SPD chairman Sigmar Gabriel, alarmed about flirtations between the Greens and CDU, told the Welt am Sonntag newspaper that Greens voters should be aware that the pro-environmental party could end in bed with the CDU if the SPD and Greens failed to achieve a majority on September 22.

“That can’t be ruled out and Greens voters should know about that,” said Gabriel. The Greens, he said, had turned into Germany’s “new liberal party” as they were chasing voters who had earlier backed the CDU and pro-business Free Democrats (FDP).

“There is a lot of overlap between the CDU and the Greens now,” Gabriel said, trying to deter hard-core Greens voters who have traditionally viewed the con-servatives as the party’s arch political enemy. Greens co-chairman Cem Oezdemir, one of the party’s most eloquent proponents of an opening to the CDU, quickly shot back.

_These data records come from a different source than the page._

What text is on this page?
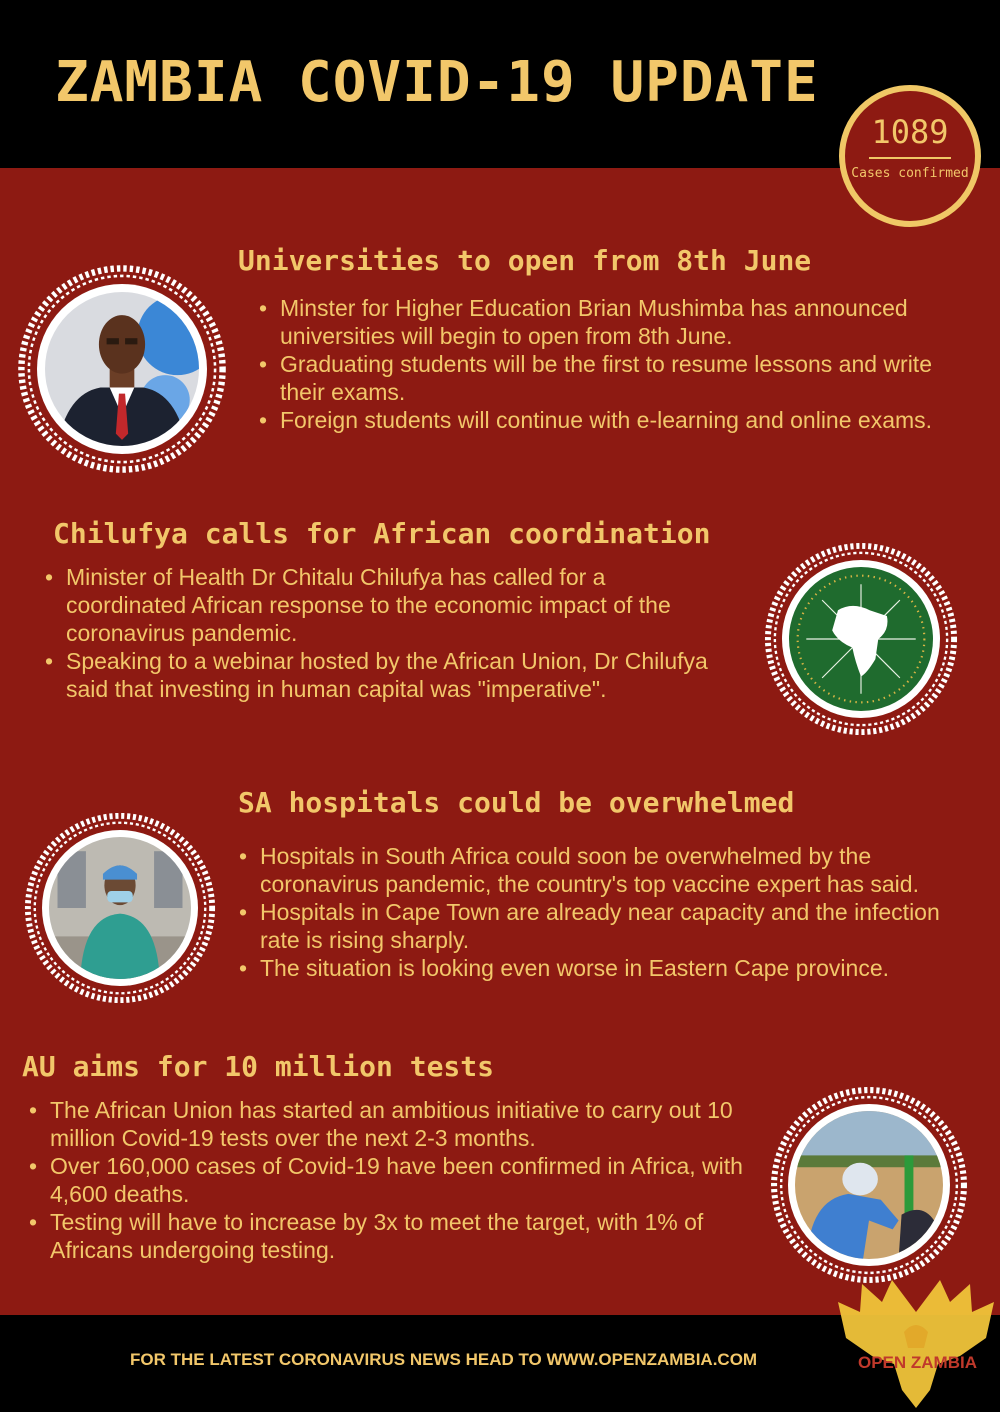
ZAMBIA COVID-19 UPDATE
1089
Cases confirmed
Universities to open from 8th June
• Minster for Higher Education Brian Mushimba has announced universities will begin to open from 8th June.
• Graduating students will be the first to resume lessons and write their exams.
• Foreign students will continue with e-learning and online exams.
Chilufya calls for African coordination
• Minister of Health Dr Chitalu Chilufya has called for a coordinated African response to the economic impact of the coronavirus pandemic.
• Speaking to a webinar hosted by the African Union, Dr Chilufya said that investing in human capital was "imperative".
SA hospitals could be overwhelmed
• Hospitals in South Africa could soon be overwhelmed by the coronavirus pandemic, the country's top vaccine expert has said.
• Hospitals in Cape Town are already near capacity and the infection rate is rising sharply.
• The situation is looking even worse in Eastern Cape province.
AU aims for 10 million tests
• The African Union has started an ambitious initiative to carry out 10 million Covid-19 tests over the next 2-3 months.
• Over 160,000 cases of Covid-19 have been confirmed in Africa, with 4,600 deaths.
• Testing will have to increase by 3x to meet the target, with 1% of Africans undergoing testing.

FOR THE LATEST CORONAVIRUS NEWS HEAD TO WWW.OPENZAMBIA.COM	OPEN ZAMBIA
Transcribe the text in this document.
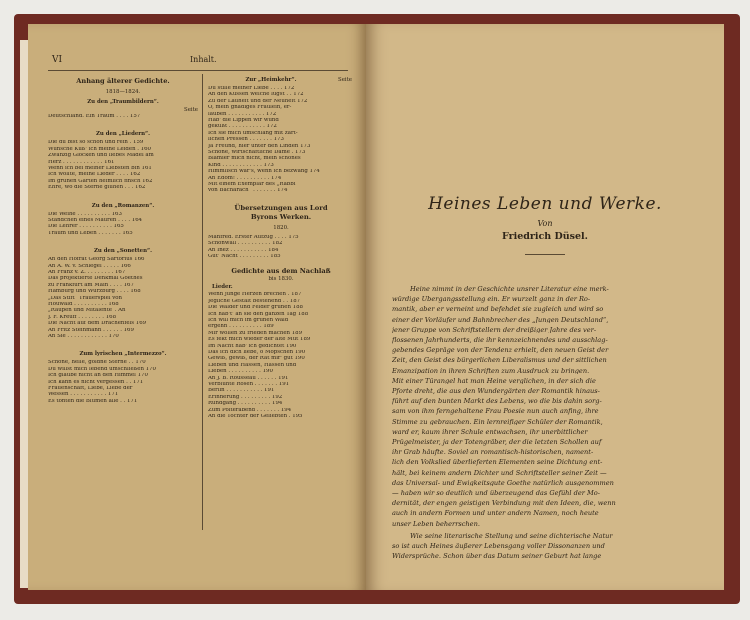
VI	Inhalt.
Anhang älterer Gedichte.
1818—1824.
Zu den „Traumbildern“.
Seite
Deutschland. Ein Traum . . . . 157
Zu den „Liedern“.
Die du bist so schön und rein . 159
Wünsche Kuß' ich meine Leiden . 160
Zwanzig Glocken und liebes Mädel am
Herz . . . . . . . . . . . . 161
Wenn ich bei meiner Liebsten bin 161
Ich wollte, meine Lieder . . . . 162
Im grünen Garten heimlich finsch 162
Ehre, wo die Sterne glühen . . . 162
Zu den „Romanzen“.
Die Weihe . . . . . . . . . . 163
Ständchen eines Mauren . . . . 164
Die Lehrer . . . . . . . . . . 165
Traum und Leben . . . . . . . 165
Zu den „Sonetten“.
An den Hofrat Georg Sartorius 166
An A. W. v. Schlegel . . . . . 166
An Franz v. Z. . . . . . . . . 167
Das projektierte Denkmal Goethes
zu Frankfurt am Main . . . . 167
Hamburg und Würzburg . . . . 168
„Das Stift“ Trauerspiel von
Houwald . . . . . . . . . . 168
„Raupen und Mitalente“. An
J. F. Kreuff . . . . . . . . 168
Die Nacht auf dem Drachenfels 169
An Fritz Steinmann . . . . . . 169
An Sie . . . . . . . . . . . . 170
Zum lyrischen „Intermezzo“.
Schöne, helle, goldne Sterne . . 170
Du willst mich lebend umschließen 170
Ich glaube nicht an den Himmel 170
Ich kann es nicht vergessen . . 171
Frauenschaft, Liebe, Liebe der
Wessen . . . . . . . . . . . 171
Es tönten die Blumen alle . . 171
Zur „Heimkehr“.	Seite
Du stille meiner Liebe . . . . 172
An den Küssen welche lügst . . 172
Zu der Lauheit und der Neuheit 172
O, mein gnädiges Fräulein, er-
lauben . . . . . . . . . . . 172
Hab' die Lippen wir wund
geküßt . . . . . . . . . . . 172
Ich sie mich umschlang mit zärt-
lichen Pressen . . . . . . . 173
Ja Freund, hier unter den Linden 173
Schöne, wirtschaftliche Dame . 173
Blamier mich nicht, mein schönes
Kind . . . . . . . . . . . . 173
Himmlisch war's, wenn ich bezwang 174
An Edom! . . . . . . . . . . 174
Mit einem Exemplar des „Rabbi
von Bacharach“ . . . . . . . 174
Übersetzungen aus Lord
Byrons Werken.
1820.
Manfred. Erster Aufzug . . . . 175
Schönwall . . . . . . . . . . 182
An Inez . . . . . . . . . . . 184
Gut' Nacht . . . . . . . . . 185
Gedichte aus dem Nachlaß
bis 1830.
Lieder.
Wenn junge Herzen brechen . 187
Jegliche Gestalt bestehend . . 187
Die Wälder und Felder grünen 188
Ich hab't' an sie den ganzen Tag 188
Ich will mich im grünen Wald
ergehn . . . . . . . . . . 189
Mir wollen zu frieden machen 189
Es fekt mich wieder der alte Mut 189
Im Nacht hab' ich gedichtet 190
Das ich dich liebe, o Möpschen 190
Gewiß, gewiß, der Rat mir' gut 190
Lieben und Hassen, Hassen und
Lieben . . . . . . . . . . 190
An J. B. Rousseau . . . . . . 191
Verblühte Rosen . . . . . . . 191
Berlin . . . . . . . . . . . 191
Erinnerung . . . . . . . . . 192
Rundgang . . . . . . . . . . 194
Zum Polterabend . . . . . . . 194
An die Tochter der Geliebten . 195
Heines Leben und Werke.
Von
Friedrich Düsel.
Heine nimmt in der Geschichte unsrer Literatur eine merk-
würdige Übergangsstellung ein. Er wurzelt ganz in der Ro-
mantik, aber er verneint und befehdet sie zugleich und wird so
einer der Vorläufer und Bahnbrecher des „Jungen Deutschland“,
jener Gruppe von Schriftstellern der dreißiger Jahre des ver-
flossenen Jahrhunderts, die ihr kennzeichnendes und ausschlag-
gebendes Gepräge von der Tendenz erhielt, den neuen Geist der
Zeit, den Geist des bürgerlichen Liberalismus und der sittlichen
Emanzipation in ihren Schriften zum Ausdruck zu bringen.
Mit einer Türangel hat man Heine verglichen, in der sich die
Pforte dreht, die aus den Wundergärten der Romantik hinaus-
führt auf den bunten Markt des Lebens, wo die bis dahin sorg-
sam von ihm ferngehaltene Frau Poesie nun auch anfing, ihre
Stimme zu gebrauchen. Ein lernreifiger Schüler der Romantik,
ward er, kaum ihrer Schule entwachsen, ihr unerbittlicher
Prügelmeister, ja der Totengräber, der die letzten Schollen auf
ihr Grab häufte. Soviel an romantisch-historischen, nament-
lich den Volkslied überlieferten Elementen seine Dichtung ent-
hält, bei keinem andern Dichter und Schriftsteller seiner Zeit —
das Universal- und Ewigkeitsgute Goethe natürlich ausgenommen
— haben wir so deutlich und überzeugend das Gefühl der Mo-
dernität, der engen geistigen Verbindung mit den Ideen, die, wenn
auch in andern Formen und unter andern Namen, noch heute
unser Leben beherrschen.
Wie seine literarische Stellung und seine dichterische Natur
so ist auch Heines äußerer Lebensgang voller Dissonanzen und
Widersprüche. Schon über das Datum seiner Geburt hat lange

“Gabriel is a hot air merchant,” Oezdemir told Die Welt newspaper. “He knows that we want to defeat the centre-right government together with the SPD. But it’s not enough to rely only on SPD-Greens voters. If we were to do that, the SPD would quickly end up turning to Merkel for another ‘grand coalition’.”

Opinion polls show neither Merkel’s ruling centre-right coalition nor the centre-left opposition command enough support to win a majority to lead Europe’s biggest economy.

An Emnid poll in Bild am Sonntag showed Merkel’s conservatives at 39 per cent and their Free Democrat allies at five per cent for a combined 44 per cent. The SPD was at 26 per cent and the Greens at 15 per cent for a total of 41 per cent.

The SPD and Greens governed together in a coalition from 1998 to 2005. After that the SPD joined forces with Merkel as junior partners in an awkward “grand coalition” until 2009.

The Greens’ support in polls has doubled in recent years to levels around 15 per cent thanks in part to fears about nuclear power in the wake of the Fukushima nuclear disaster, but also their growing appeal to conservative and rural voters.

The Greens, once famous for their unpredictable and self-destructive party congress battles, have become a serious and united party eager to return to power.

At the state level, the Greens ruled in a harmonious coalition with the CDU in Hamburg for three years until 2011, earning them national respectability as a fiscally responsible party. They have also ruled the state of Baden-Wuerttemberg with the SPD as their junior coalition partners since 2012.